Commenting on the US Fed’s latest policy decision, Olivier Konzeoue, FX Sales Trader at Saxo Markets, said: “A cautious Fed decided to keep rates near zero and to maintain the pace of its monthly assets purchase at $120Bn but upgraded its economic outlook resulting in a change in the dot plot with seven out of 18 fed officials seeing a rate hike in 2023. The FOMC highlighted a rapid but uneven economic recovery, whilst the Fed core inflation forecasts reveal a drop in 2022 which could be attributed to the potential permanent destruction of jobs caused by a large amount of companies forced to adapt and increase productivity to survive the pandemic.
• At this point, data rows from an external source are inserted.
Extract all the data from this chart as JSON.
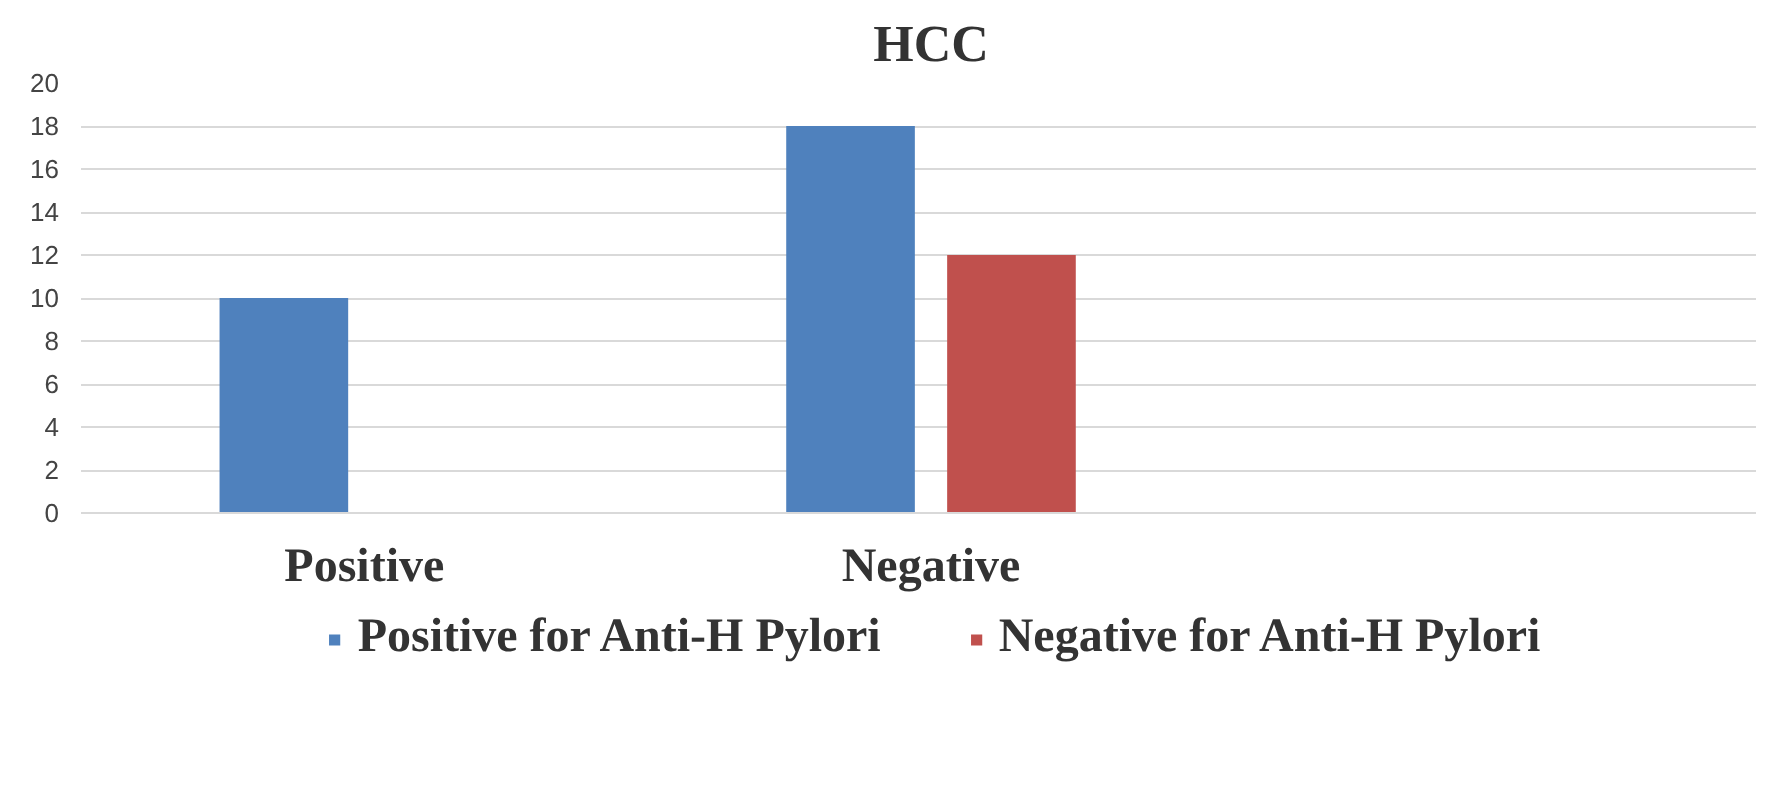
{
  "chart_data": {
    "type": "bar",
    "title": "HCC",
    "categories": [
      "Positive",
      "Negative",
      null
    ],
    "series": [
      {
        "name": "Positive for Anti-H Pylori",
        "color": "#4f81bd",
        "values": [
          10,
          18,
          null
        ]
      },
      {
        "name": "Negative for Anti-H Pylori",
        "color": "#c0504d",
        "values": [
          null,
          12,
          null
        ]
      }
    ],
    "ylim": [
      0,
      20
    ],
    "yticks": [
      0,
      2,
      4,
      6,
      8,
      10,
      12,
      14,
      16,
      18,
      20
    ],
    "grid": "y",
    "legend": "bottom"
  }
}
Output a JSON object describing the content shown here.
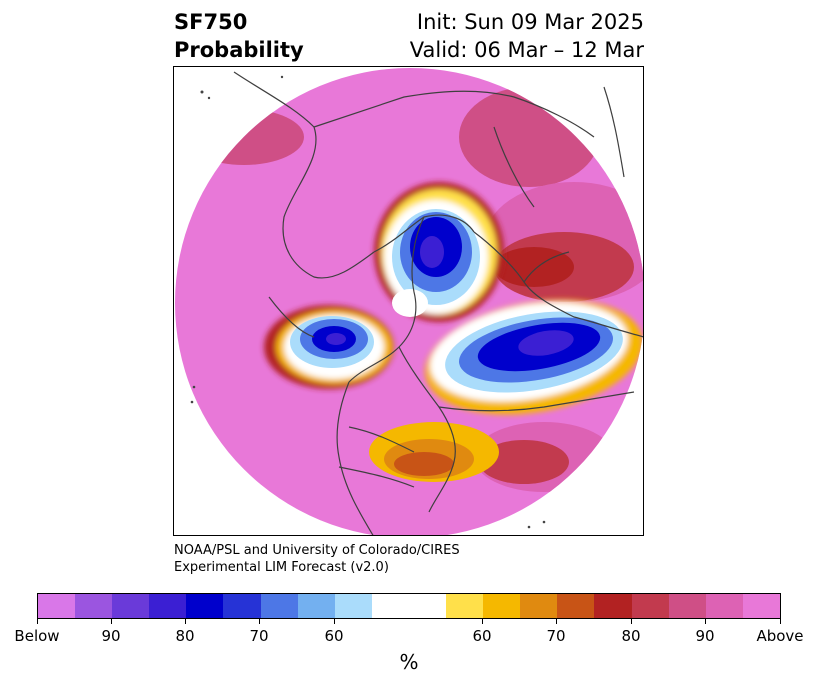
{
  "header": {
    "title_line1": "SF750",
    "title_line2": "Probability",
    "init": "Init: Sun 09 Mar 2025",
    "valid": "Valid: 06 Mar – 12 Mar"
  },
  "credit": {
    "line1": "NOAA/PSL and University of Colorado/CIRES",
    "line2": "Experimental LIM Forecast (v2.0)"
  },
  "colorbar": {
    "colors": [
      "#d977e8",
      "#9b55e0",
      "#6a3ad9",
      "#3b1fd3",
      "#0000cc",
      "#2633d6",
      "#4d77e6",
      "#73b0f0",
      "#aadcfb",
      "#ffffff",
      "#ffe04a",
      "#f5b800",
      "#e08a10",
      "#c85416",
      "#b22222",
      "#c23a4e",
      "#cf4f86",
      "#dd62b4",
      "#e878d8"
    ],
    "labels": [
      "Below",
      "90",
      "80",
      "70",
      "60",
      "60",
      "70",
      "80",
      "90",
      "Above"
    ],
    "unit": "%"
  },
  "map": {
    "projection": "north-polar-stereographic",
    "variable": "SF750 probability",
    "features": [
      "negative-anomaly-western-pacific",
      "negative-anomaly-north-atlantic",
      "negative-anomaly-greenland-sea",
      "positive-anomaly-eastern-us",
      "positive-anomaly-siberia",
      "positive-anomaly-pacific"
    ]
  }
}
“The Fed therefore deems it important to maintain accommodative financial conditions and is happy to see inflation run hot for some time in order to return to full employment by 2023. A sigh of relief for US Equities instantly paring some of their earlier losses with S&P trading flat and Nasdaq back to -0.3% from -1.5% on the day whilst Dow jumped 150 points. USD retreated across the board with US short end rates lower and US 10y Yields at 1.63% from 1.66%, EUR led the charge back up to 1.1974 whilst AUD is back to flirting with 0.78 and cable back to 1.3950 area.”
Commenting on the ECB’s bond purchasing program, Rupert Thompson, Chief Investment Officer at Kingswood, said: “The European Central Bank plans to step up the pace of its bond purchases over coming months in an attempt to prevent a tightening of financing conditions on the back of the recent rise in government bond yields. The move didn’t require the ECB expanding the size of its €1.85trn quantitative easing program as this runs until next March and already gives it scope to purchase another €1trn of bonds. The action occurs against the backdrop of the disappointingly slow vaccine roll-out, which is delaying the economic recovery in the Eurozone, and also the fiscal stimulus in the region being considerably smaller than that now underway in the US.”